Meret Keller, a professor at UC Irvine, agrees that there is an intriguing connection between co sleeping and independent behavior. “Many people throw the word “independence” around without thinking conceptually about what it actually means,” she explained. We’re anxious for our babies to become independent and hurry them along, starting with independent sleep, but Keller’s research has found that co-sleeping children later became more independent and self-reliant than solitary sleepers, dressing themselves or working out problems with their playmates on their own.
Children need to feel obligated.
In America, as our kids become adolescents, we believe it’s time to start letting them go and giving them their freedom. We want to help them be out in the world more and we don’t want to burden them with family responsibilities. In China, parents do the opposite: the older children get, the more parents remind them of their obligations.

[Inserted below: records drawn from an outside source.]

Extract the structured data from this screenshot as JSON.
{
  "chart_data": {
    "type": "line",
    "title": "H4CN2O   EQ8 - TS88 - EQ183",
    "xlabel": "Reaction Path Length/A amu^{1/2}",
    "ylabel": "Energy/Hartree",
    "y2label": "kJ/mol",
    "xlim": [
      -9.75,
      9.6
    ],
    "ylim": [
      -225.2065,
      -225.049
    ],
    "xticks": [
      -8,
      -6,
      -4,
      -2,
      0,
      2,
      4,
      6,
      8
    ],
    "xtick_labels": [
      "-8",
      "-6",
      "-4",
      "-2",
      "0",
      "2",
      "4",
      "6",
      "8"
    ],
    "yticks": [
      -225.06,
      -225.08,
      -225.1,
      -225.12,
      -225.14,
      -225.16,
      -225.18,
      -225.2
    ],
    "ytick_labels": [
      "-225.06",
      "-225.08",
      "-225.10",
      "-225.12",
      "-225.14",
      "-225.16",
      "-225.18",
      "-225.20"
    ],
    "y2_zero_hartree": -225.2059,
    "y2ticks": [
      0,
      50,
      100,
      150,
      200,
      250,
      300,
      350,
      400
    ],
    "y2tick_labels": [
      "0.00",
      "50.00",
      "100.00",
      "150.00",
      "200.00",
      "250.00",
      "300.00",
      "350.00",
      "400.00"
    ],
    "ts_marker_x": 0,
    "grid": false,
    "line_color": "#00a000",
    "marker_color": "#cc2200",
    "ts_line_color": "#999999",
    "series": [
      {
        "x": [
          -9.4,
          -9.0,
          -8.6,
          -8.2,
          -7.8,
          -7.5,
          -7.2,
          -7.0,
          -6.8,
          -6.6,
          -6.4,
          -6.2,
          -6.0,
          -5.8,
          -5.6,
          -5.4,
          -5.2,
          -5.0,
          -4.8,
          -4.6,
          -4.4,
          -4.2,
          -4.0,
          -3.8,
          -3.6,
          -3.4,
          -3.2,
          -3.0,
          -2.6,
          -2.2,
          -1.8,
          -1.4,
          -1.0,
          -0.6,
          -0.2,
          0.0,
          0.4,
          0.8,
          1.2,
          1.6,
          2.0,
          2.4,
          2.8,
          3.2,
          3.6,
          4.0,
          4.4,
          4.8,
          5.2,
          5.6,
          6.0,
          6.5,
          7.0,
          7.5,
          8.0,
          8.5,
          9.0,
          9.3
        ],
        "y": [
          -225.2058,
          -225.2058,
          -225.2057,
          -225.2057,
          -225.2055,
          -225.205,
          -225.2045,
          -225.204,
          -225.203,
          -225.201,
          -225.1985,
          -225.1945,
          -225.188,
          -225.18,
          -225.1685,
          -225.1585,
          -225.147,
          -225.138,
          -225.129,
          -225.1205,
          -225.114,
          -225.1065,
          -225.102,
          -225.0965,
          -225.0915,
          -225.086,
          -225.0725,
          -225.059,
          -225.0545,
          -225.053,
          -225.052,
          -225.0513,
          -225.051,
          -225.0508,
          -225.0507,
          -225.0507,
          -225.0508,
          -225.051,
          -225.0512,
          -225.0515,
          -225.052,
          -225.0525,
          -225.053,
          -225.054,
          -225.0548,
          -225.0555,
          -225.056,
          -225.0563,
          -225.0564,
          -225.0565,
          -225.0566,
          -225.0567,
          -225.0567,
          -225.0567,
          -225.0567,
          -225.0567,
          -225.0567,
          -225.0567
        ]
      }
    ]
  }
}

Eva Pomerantz of the University of Illinois at Urbana Champaign has found through multiple studies that in China, the cultural ideal of not letting adolescents go but of reminding them of their responsibility to the family and the expectation that their hard work in school is one way to pay back a little for all they have received, helps their motivation and their achievement.
Even more surprising: She’s found that the same holds for Western students here in the US: adolescents who feel responsible to their families tend to do better in school.
The lesson for us: if you want to help your adolescent do well in school make them feel obligated.